I think we may be at a watershed moment in terms of the acceptability of the corporate behavior of tech/internet-related companies.
Up until now, it has been enough for investors that Silicon Valley produce increasing profits. Institutionalized poor behavior on the part of the firms’ managements–whether that be violation of some employees’ civil rights or less-than-ethical treatment of customers or shareholders–has made little difference to their stocks’ performance.
Uber is perhaps the poster child for this phenomenon, which has also been, aptly, I think, characterized as “fratboy” behavior. But now Uber appears to be losing its license to operate in London, which holds 5% of the worldwide active users of the taxi service, because of its not being a “fit and proper” operator.
The case of Facebook (FB) is just as interesting. Founder Mark Zuckerberg announced plans last year to give a large amount of his stock in FB to a charitable trust that he and his wife would run. In order to preserve his majority control of FB despite divesting a large chunk of his shares, he proposed that each A share, the ones with super voting power that insiders like him hold, be “split” into one A + two C shares, the ones with no voting rights. Zuckerberg could then give away the C shares, representing about 2/3 of his wealth, without any decrease in his 53% voting control of FB.

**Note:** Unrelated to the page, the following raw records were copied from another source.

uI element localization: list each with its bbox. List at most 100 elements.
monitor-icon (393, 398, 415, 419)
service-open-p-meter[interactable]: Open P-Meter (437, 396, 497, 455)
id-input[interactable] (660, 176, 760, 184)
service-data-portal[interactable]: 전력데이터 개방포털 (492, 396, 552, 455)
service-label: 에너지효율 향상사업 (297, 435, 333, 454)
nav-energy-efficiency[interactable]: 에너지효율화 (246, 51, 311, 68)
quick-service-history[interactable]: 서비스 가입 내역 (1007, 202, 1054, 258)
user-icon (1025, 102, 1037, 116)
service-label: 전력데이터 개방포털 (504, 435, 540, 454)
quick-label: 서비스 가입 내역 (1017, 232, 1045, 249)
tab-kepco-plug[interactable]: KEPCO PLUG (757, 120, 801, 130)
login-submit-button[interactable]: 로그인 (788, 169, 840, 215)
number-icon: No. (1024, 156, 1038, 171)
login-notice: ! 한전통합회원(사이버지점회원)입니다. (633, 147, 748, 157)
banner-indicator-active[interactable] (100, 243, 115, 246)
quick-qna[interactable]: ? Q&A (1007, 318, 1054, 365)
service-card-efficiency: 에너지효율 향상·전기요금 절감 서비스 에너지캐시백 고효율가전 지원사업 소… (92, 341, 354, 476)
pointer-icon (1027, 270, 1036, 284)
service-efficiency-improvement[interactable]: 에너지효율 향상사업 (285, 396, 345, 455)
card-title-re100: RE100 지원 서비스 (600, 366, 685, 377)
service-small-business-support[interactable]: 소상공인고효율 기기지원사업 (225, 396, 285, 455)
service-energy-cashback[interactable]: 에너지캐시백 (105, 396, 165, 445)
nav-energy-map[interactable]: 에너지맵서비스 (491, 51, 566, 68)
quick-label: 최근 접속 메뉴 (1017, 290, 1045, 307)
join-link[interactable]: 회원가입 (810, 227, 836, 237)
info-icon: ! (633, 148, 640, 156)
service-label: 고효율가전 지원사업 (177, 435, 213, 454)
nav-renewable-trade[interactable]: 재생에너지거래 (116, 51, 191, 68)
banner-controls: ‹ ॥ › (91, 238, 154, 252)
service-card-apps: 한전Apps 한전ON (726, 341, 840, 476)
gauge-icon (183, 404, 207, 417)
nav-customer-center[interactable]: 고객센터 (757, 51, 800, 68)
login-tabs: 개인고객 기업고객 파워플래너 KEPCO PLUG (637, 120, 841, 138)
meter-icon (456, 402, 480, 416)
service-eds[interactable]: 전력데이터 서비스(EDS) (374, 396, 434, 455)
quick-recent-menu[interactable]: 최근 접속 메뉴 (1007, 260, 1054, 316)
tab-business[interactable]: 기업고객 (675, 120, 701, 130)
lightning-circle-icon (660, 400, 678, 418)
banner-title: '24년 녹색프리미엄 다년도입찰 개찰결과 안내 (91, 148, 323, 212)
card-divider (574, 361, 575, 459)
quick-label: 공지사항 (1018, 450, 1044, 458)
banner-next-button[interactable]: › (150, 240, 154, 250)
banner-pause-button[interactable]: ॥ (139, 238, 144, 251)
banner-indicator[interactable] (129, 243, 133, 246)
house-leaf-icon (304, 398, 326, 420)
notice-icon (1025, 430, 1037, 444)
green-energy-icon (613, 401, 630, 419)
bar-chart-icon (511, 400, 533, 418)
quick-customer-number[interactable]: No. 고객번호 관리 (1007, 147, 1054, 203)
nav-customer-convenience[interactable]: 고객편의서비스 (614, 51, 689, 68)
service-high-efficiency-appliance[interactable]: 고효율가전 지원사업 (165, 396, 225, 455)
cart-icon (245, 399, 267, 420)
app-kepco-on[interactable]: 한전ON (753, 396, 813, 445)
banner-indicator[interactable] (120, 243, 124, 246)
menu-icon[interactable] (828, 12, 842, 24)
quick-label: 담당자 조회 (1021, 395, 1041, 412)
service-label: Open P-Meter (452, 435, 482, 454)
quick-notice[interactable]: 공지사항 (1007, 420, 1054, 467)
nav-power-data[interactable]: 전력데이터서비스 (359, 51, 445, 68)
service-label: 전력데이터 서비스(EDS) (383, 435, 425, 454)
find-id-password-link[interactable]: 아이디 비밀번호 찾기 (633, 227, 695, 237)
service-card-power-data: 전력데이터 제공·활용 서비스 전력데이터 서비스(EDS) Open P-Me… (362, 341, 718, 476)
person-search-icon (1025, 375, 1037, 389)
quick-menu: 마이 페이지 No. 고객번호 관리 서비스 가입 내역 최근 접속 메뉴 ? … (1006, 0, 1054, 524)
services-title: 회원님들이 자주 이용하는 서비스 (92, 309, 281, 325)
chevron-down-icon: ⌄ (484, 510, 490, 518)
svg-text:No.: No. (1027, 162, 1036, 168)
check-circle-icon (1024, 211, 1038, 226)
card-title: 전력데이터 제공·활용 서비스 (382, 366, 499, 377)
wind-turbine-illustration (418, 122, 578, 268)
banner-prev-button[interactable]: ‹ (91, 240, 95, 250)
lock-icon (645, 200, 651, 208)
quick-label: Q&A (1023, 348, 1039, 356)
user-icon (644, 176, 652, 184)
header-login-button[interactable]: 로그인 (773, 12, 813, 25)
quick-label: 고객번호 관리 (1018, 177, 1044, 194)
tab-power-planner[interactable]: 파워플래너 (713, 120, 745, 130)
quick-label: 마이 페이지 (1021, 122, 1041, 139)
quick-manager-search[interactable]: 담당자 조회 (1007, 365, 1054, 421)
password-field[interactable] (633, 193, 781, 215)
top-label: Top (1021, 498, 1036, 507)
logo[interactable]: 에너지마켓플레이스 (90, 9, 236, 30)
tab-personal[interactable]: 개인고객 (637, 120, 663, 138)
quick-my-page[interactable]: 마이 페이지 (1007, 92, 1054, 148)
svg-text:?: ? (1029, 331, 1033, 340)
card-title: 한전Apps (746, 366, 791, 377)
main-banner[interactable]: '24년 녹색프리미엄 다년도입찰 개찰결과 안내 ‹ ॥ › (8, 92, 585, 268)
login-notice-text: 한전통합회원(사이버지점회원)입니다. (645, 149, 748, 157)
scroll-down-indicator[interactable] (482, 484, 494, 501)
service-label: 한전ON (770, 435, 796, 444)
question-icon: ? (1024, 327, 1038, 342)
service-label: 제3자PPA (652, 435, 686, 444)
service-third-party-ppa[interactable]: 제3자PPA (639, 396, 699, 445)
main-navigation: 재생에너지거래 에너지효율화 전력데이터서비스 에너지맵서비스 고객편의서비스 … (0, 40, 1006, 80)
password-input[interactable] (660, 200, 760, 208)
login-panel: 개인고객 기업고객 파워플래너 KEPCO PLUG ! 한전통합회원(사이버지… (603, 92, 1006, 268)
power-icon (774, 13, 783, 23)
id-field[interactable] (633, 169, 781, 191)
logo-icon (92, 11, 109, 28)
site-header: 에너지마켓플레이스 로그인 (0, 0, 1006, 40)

The board of FB appointed one of its members, Marc Andreessen, a developer of the Mosaic and Netscape browsers, to represent third-party shareholders in this matter–to ensure that this restructuring would be fair to them.
Institutional investors sued. During discovery, they found among other things, emails between Andreessen and Zuckerberg in which, far from defending third-party holders, Andreessen appears to be coaching Zuckerberg on how to present his proposal to the board in the most favorable light for him.
Today, FB announced it’s dropping the restructuring plan.
If I’m correct about a fundamental change in investor sentiment, what does this mean for us as investors?
At the very least, I think it means that the business-is-what-you-can-get-away-with attitude (borrowing from Andy Warhol) of many tech companies will be penalized with a discount valuation. It may also prevent some early stage firms from being able to list–preventing employees from cashing in on what they’ve built. On tech/internet’s notorious anti-woman bias, I’m not sure. After all, the investment business isn’t that far ahead of tech in eliminating this form of prejudice.
You left out accepting cash from crime families and foreign enemies.